Sounds like you are on the right trail, as a beginning turner, a few decades back, I did not have much trouble, but when I returned to turning a few years ago, the darned tools tended to catch the wood, then after a few
days of practice the catches tended to diminish, surprising what a lot of practice does to your ability. Captain
Pathology mentioned putting a long handle on his turning tool, this practice tends to help us more mature
fellows handle and hold the tools better, and I recommend that you try this also. I tend to like to dry the wet
bowls in a barrel of sawdust, moving then around in the sawdust every week, for at least 6 weeks. For some
reason, I am no longer in a hurry to get the bowls finished and just like to take my time. Hope you find the
solutions to your catches and have fun in the workshop. It tends to keep us off street corners and out of
trouble as well as keeping us from being too annoying to whatever friends we happen to have.

-- As ever, Gus-the 75 yr young apprentice carpenter

View ldl's profile

ldl

1135 posts in 1017 days


#13 posted 03-09-2013 01:43 AM

Thanks Wildwood for the article link. I have found at least one thing I am doing wrong. I would use almost the whole sharp side when coming up the side. Article says use no more than 3/8” of the scraper when turning. I plan to go back and reread it several times. It is interesting reading.

By the way the protractor PDF didn’t werk. It went to the file but nothing on it.

-- Dewayne in Bainbridge, Ga. - - No one can make you mad. Only you decide when you get mad - -

View MonteCristo's profile

MonteCristo

2097 posts in 840 days


#14 posted 03-09-2013 04:08 AM

Hi Dewayne The deodar that gave me a hard time is not native to North America. See (http://en.wikipedia.org/wiki/Cedrus_deodara).
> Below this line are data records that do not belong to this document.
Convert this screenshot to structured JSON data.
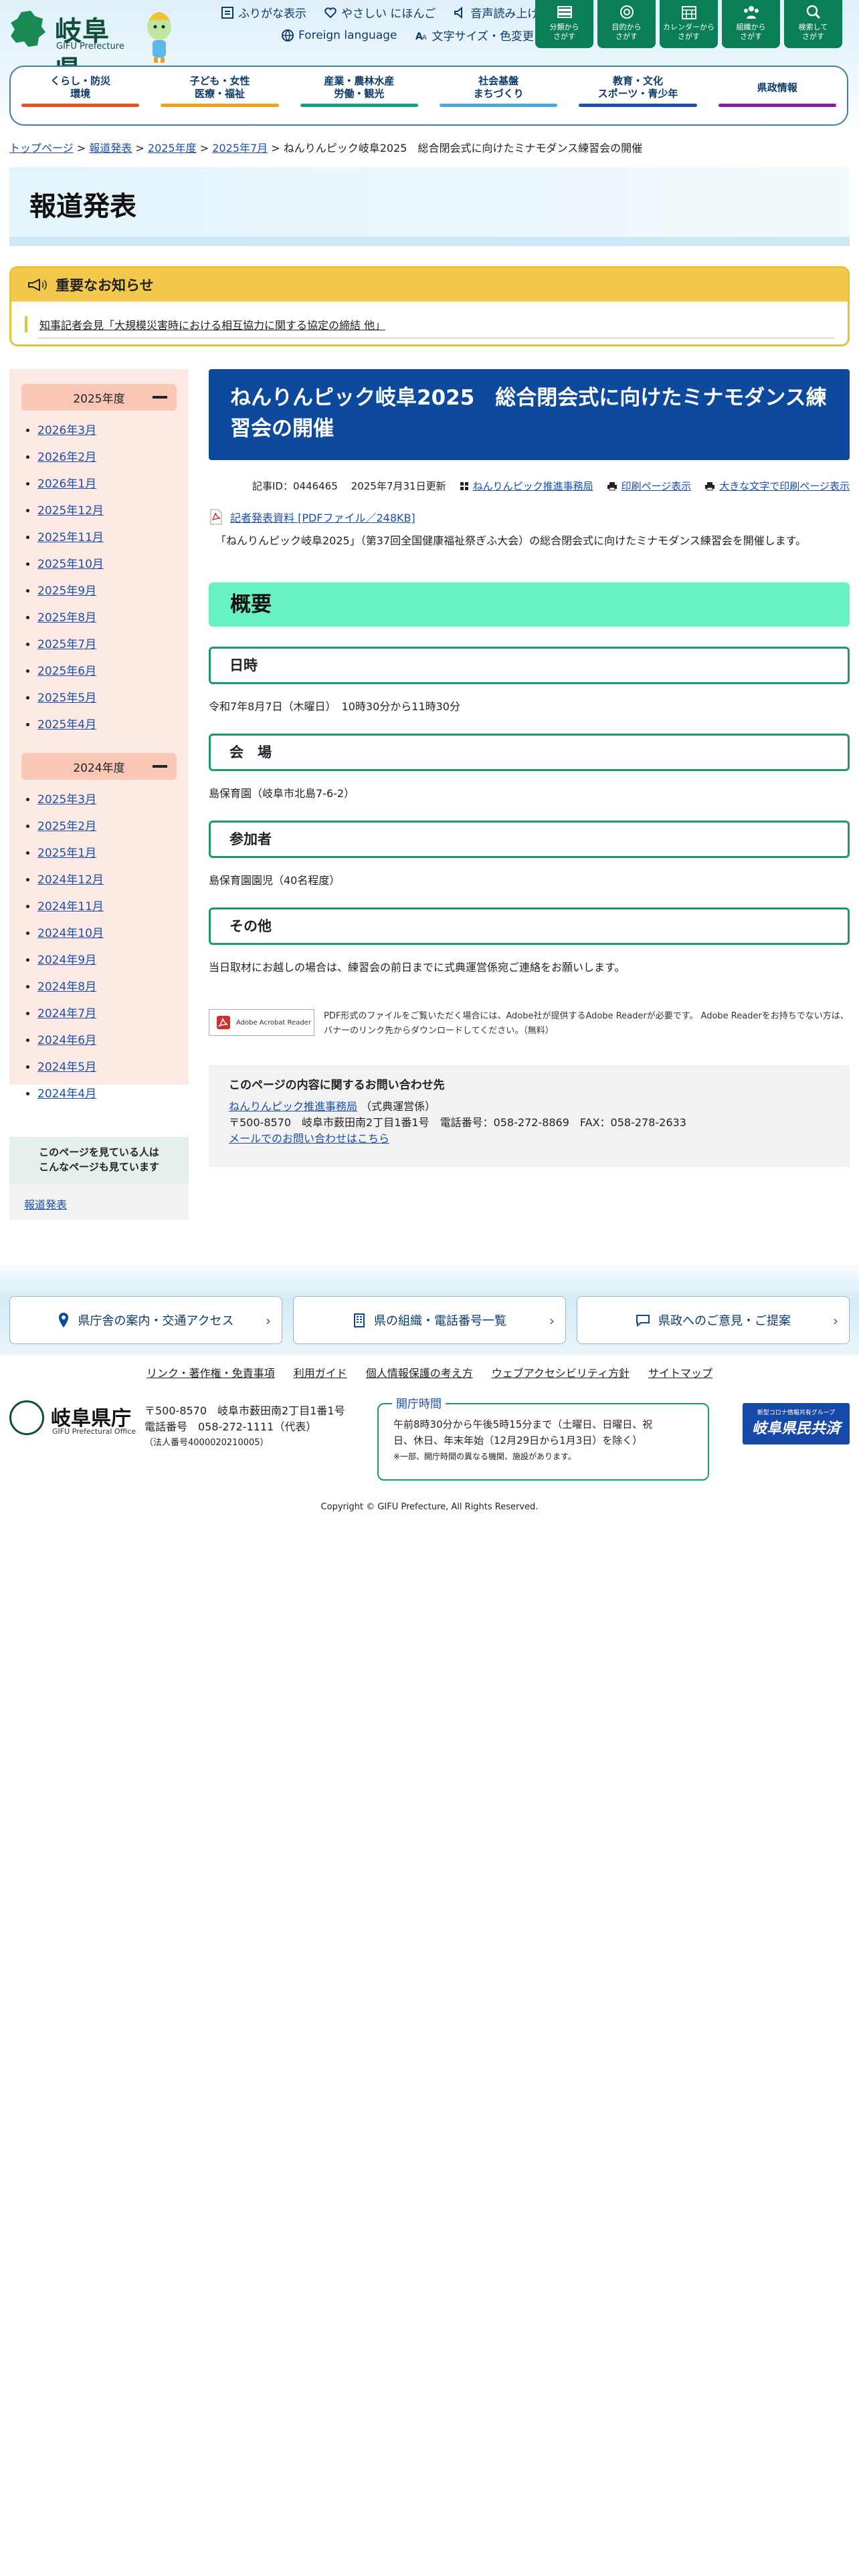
{
  "header": {
    "logo_jp": "岐阜県",
    "logo_en": "GIFU Prefecture",
    "util1": [
      "ふりがな表示",
      "やさしい にほんご",
      "音声読み上げ"
    ],
    "util2": [
      "Foreign language",
      "文字サイズ・色変更"
    ],
    "top_buttons": [
      [
        "分類から",
        "さがす"
      ],
      [
        "目的から",
        "さがす"
      ],
      [
        "カレンダーから",
        "さがす"
      ],
      [
        "組織から",
        "さがす"
      ],
      [
        "検索して",
        "さがす"
      ]
    ],
    "gnav": [
      {
        "l1": "くらし・防災",
        "l2": "環境",
        "color": "#e8501e"
      },
      {
        "l1": "子ども・女性",
        "l2": "医療・福祉",
        "color": "#f0a020"
      },
      {
        "l1": "産業・農林水産",
        "l2": "労働・観光",
        "color": "#12a17a"
      },
      {
        "l1": "社会基盤",
        "l2": "まちづくり",
        "color": "#4aa8e0"
      },
      {
        "l1": "教育・文化",
        "l2": "スポーツ・青少年",
        "color": "#1a4fb0"
      },
      {
        "l1": "県政情報",
        "l2": "",
        "color": "#8a1aa0"
      }
    ]
  },
  "breadcrumb": {
    "items": [
      "トップページ",
      "報道発表",
      "2025年度",
      "2025年7月"
    ],
    "sep": ">",
    "current": "ねんりんピック岐阜2025　総合閉会式に向けたミナモダンス練習会の開催"
  },
  "page_title": "報道発表",
  "notice": {
    "heading": "重要なお知らせ",
    "item": "知事記者会見「大規模災害時における相互協力に関する協定の締結 他」"
  },
  "sidebar": {
    "years": [
      {
        "label": "2025年度",
        "months": [
          "2026年3月",
          "2026年2月",
          "2026年1月",
          "2025年12月",
          "2025年11月",
          "2025年10月",
          "2025年9月",
          "2025年8月",
          "2025年7月",
          "2025年6月",
          "2025年5月",
          "2025年4月"
        ]
      },
      {
        "label": "2024年度",
        "months": [
          "2025年3月",
          "2025年2月",
          "2025年1月",
          "2024年12月",
          "2024年11月",
          "2024年10月",
          "2024年9月",
          "2024年8月",
          "2024年7月",
          "2024年6月",
          "2024年5月",
          "2024年4月"
        ]
      }
    ],
    "also_heading_1": "このページを見ている人は",
    "also_heading_2": "こんなページも見ています",
    "also_link": "報道発表"
  },
  "article": {
    "title": "ねんりんピック岐阜2025　総合閉会式に向けたミナモダンス練習会の開催",
    "id": "記事ID：0446465",
    "updated": "2025年7月31日更新",
    "org_link": "ねんりんピック推進事務局",
    "print": "印刷ページ表示",
    "print_large": "大きな文字で印刷ページ表示",
    "pdf": "記者発表資料 [PDFファイル／248KB]",
    "intro": "「ねんりんピック岐阜2025」（第37回全国健康福祉祭ぎふ大会）の総合閉会式に向けたミナモダンス練習会を開催します。",
    "overview": "概要",
    "sections": [
      {
        "h": "日時",
        "p": "令和7年8月7日（木曜日）　10時30分から11時30分"
      },
      {
        "h": "会　場",
        "p": "島保育園（岐阜市北島7-6-2）"
      },
      {
        "h": "参加者",
        "p": "島保育園園児（40名程度）"
      },
      {
        "h": "その他",
        "p": "当日取材にお越しの場合は、練習会の前日までに式典運営係宛ご連絡をお願いします。"
      }
    ],
    "acrobat_badge": "Adobe Acrobat Reader",
    "acrobat_text_1": "PDF形式のファイルをご覧いただく場合には、Adobe社が提供するAdobe Readerが必要です。 Adobe Readerをお持ちでない方は、",
    "acrobat_text_2": "バナーのリンク先からダウンロードしてください。（無料）"
  },
  "contact": {
    "heading": "このページの内容に関するお問い合わせ先",
    "org": "ねんりんピック推進事務局",
    "dept": "（式典運営係）",
    "address": "〒500-8570　岐阜市薮田南2丁目1番1号　電話番号：058-272-8869　FAX：058-278-2633",
    "mail": "メールでのお問い合わせはこちら"
  },
  "footer": {
    "buttons": [
      "県庁舎の案内・交通アクセス",
      "県の組織・電話番号一覧",
      "県政へのご意見・ご提案"
    ],
    "links": [
      "リンク・著作権・免責事項",
      "利用ガイド",
      "個人情報保護の考え方",
      "ウェブアクセシビリティ方針",
      "サイトマップ"
    ],
    "logo_jp": "岐阜県庁",
    "logo_en": "GIFU Prefectural Office",
    "addr": "〒500-8570　岐阜市薮田南2丁目1番1号",
    "tel": "電話番号　058-272-1111（代表）",
    "corp": "（法人番号4000020210005）",
    "hours_h": "開庁時間",
    "hours_1": "午前8時30分から午後5時15分まで（土曜日、日曜日、祝",
    "hours_2": "日、休日、年末年始（12月29日から1月3日）を除く）",
    "hours_note": "※一部、開庁時間の異なる機関、施設があります。",
    "banner_small": "新型コロナ情報共有グループ",
    "banner_big": "岐阜県民共済",
    "copyright": "Copyright © GIFU Prefecture, All Rights Reserved."
  }
}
I have had much better luck with Western Red Cedar and what we call Yellow Cedar, neither of which are actually true cedars. The deodar has a really nice heartwood/sapwood contrast, but it seems to be a hard one to dry.

-- Dwight - "Free legal advice available - contact Dewey, Cheetam & Howe""

View Wildwood's profile (online now)

Wildwood

1034 posts in 786 days


#15 posted 03-09-2013 12:24 PM

I should have said two plastic protractors, each costing twenty five cents. Got idea for making my angle finder from Wood Magazine’s tip section several years ago. So use plastic not paper!

Have sites online can print off a protractor recommend buying plastic ones. Once glue to boards, print will blur with use.